Une grande et belle route permet de rejoindre la route impériale d'Olmütz; immédiatement après la bifurcation l'on passe devant la maison de poste où Napoléon avait provisoirement transféré son quartier général vers la fin de la journée.

Nous avions parcouru entièrement le champ de bataille: l'enregistreur kilométrique accusait pour ce seul circuit près de quarante kilomètres. Il était midi, l'esprit content mais le ventre vide, nous gagnâmes le village de Raussnitz, où nous dînâmes tant bien que mal en une hostinec où l'on ne parlait que le tchèque.

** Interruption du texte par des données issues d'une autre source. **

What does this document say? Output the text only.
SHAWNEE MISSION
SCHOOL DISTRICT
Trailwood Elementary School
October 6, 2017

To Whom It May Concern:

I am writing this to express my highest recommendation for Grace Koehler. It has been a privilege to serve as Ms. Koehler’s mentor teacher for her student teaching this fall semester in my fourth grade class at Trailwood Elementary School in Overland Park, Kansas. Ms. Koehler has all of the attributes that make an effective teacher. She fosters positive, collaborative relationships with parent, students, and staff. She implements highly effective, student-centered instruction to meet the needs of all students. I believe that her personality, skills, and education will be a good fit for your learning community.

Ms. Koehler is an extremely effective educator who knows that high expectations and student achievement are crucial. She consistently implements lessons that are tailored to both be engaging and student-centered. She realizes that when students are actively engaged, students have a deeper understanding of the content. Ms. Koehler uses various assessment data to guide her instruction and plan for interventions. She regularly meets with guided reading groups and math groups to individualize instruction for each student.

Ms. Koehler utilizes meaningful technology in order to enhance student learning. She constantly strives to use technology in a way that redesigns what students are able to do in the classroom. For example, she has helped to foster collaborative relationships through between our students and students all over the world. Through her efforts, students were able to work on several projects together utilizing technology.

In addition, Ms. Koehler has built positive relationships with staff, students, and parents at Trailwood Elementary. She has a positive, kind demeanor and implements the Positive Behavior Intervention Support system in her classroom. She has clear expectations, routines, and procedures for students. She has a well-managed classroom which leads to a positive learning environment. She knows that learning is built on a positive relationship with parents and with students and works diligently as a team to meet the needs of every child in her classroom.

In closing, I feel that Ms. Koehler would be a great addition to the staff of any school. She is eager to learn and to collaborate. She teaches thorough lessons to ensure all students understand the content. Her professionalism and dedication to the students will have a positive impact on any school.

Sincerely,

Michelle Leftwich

Je n'ose hasarder que le paysage morave est pittoresque et beau. Depuis que nous avons quitté Vienne, nos yeux se sont lassés à contempler d'immenses plaines, d'amples vallonnements, d'insignifiantes collines. Les champs cultivés se succèdent à perte de vue, les arbres sont clairsemés, la terre est nue. J'ai rarement vu un panorama aussi monotone, aussi triste. Le ciel gris qui nous couvrait accentuait encore la mélancolie de ces campagnes.

Les paysans que nous croisions sur la route étaient généralement grands et forts, mais leurs figures étaient laides, dures, et malgré la meilleure volonté nous ne pouvions leur reconnaître un air quelque peu intelligent. Ces gens ne s'expriment qu'en langue tchèque, idiome que nous ignorons tout naturellement; il nous fut absolument impossible de nous faire comprendre d'eux et d'en tirer le plus petit renseignement. Nous avions cependant emporté avec nous un vocabulaire,—qu'un de mes compagnons appelait fièrement: son carnet de tchèque,—mais il ne nous fut d'aucune utilité: l'accent n'y était certainement pas.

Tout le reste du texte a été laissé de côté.